Irving is a graduate of Stanford and no slouch in the corporate scene. The problem he sees is a bias toward "corporate learning", which may be wrong for the typical New Zealand company. Our business scene is dominated by small, owner-operated businesses for whom American models of global capitalism don't solve such basic questions as succession planning, cash-flow management, profitable growth, export growth and how to get the owner out of the way. In any case, the bosses have neither the time nor the money to go to Stanford for a week of intensive education or do an MBA.

So, the Icehouse is running a tailor-made owner-operator course over five Friday-to-Sunday weekends at Auckland's Hotel Du Vin. It's a mini-MBA, covering topics from strategic thinking to employment law. The idea is to make our business owners "disciples of learning" and not just to cram young graduates with business theory, says Irving.
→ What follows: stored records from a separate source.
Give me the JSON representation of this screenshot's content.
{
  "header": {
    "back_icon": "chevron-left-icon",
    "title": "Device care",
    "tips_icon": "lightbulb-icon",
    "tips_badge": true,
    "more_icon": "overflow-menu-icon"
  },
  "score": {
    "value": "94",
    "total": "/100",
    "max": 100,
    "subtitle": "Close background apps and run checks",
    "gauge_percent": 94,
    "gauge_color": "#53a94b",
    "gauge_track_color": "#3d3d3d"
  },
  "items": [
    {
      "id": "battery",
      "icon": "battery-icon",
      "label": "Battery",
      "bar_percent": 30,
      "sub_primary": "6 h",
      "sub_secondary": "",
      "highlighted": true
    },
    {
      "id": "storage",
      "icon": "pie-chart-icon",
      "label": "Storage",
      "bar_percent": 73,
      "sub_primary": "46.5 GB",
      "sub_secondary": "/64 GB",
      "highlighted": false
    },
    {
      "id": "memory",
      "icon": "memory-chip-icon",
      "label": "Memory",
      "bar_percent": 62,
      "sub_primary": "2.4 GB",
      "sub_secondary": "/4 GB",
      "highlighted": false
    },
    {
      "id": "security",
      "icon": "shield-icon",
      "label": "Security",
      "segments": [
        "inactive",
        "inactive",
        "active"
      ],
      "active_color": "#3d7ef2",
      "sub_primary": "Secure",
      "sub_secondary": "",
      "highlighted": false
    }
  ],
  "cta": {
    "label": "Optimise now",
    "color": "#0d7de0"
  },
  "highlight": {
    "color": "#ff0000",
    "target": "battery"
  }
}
Michael Parker, owner of $7 million-turnover auto accessories business Best Bars, says the course was so good it forced him to quit. "You get on a treadmill when you own your own business and you can't see your way out of it." At the urging of his bank, he reluctantly took the course and had an epiphany. For "the cost of a piece of machinery" he realised how much talent there was in the company, and how little he allowed it to flourish. After each weekend session, Parker would return full of enthusiasm and scare his staff into thinking "Oh no, here he comes with more ideas". The outcome has been hugely beneficial. He replaced himself with a general manager, got out of the office and now thinks about "radical ideas" to incentivise staff and grow the business. "I'm working on the business, not in it," he says, with the zeal of someone who has never heard that old line before.

Sparking radical change in small to medium business is key to growing the economy, says Irving - perhaps even more important than success at the big business end. And it didn't take an MBA to make it happen. How many other business owners could benefit from this more accessible approach to learning?

Quite a few, if you look at the proliferation of alternatives to MBAs. Founder of the privately owned Institute for Strategic leadership Geoff Lorigan reports similar sparks of change and "ah-ha" moments in his one-week course for senior managers. The course is designed to help senior executives move from the trying-to-be-the-best-at-everything kind of boss to being a leader - another problem identified by management academics as a key weakness in New Zealand management.

At Waikato University, Mike Pratt and colleagues are pioneering in-house learning, tailoring their Graduate Diploma of Management to executives in four different companies. The value of the approach is in the "active learning" - executives use projects from within their own companies to complete the diploma. The diploma makes up the first half of an MBA, and the number of executives completing the diploma has grown from 30 to 107 in the last 5 years.

The formalisation of companies' in-house training has meant a veritable boom for Auckland University's short course programme. Launched in 1996 with 1300 students, the university forecasts 2200 students this year. This month it celebrated its 10,000th attendee.

Incubators such as Massey's E-centre in Albany and AUT's Technology Park in Penrose are retaining tech grads for practical business building and training. Unitech's Master of Business Innovation and Entrepreneurship is now in its second year. Add to that the plethora of courses offered by professional associations like the Institute of Management and private trainers like David Forman and, well, you can see why the MBA numbers haven't grown.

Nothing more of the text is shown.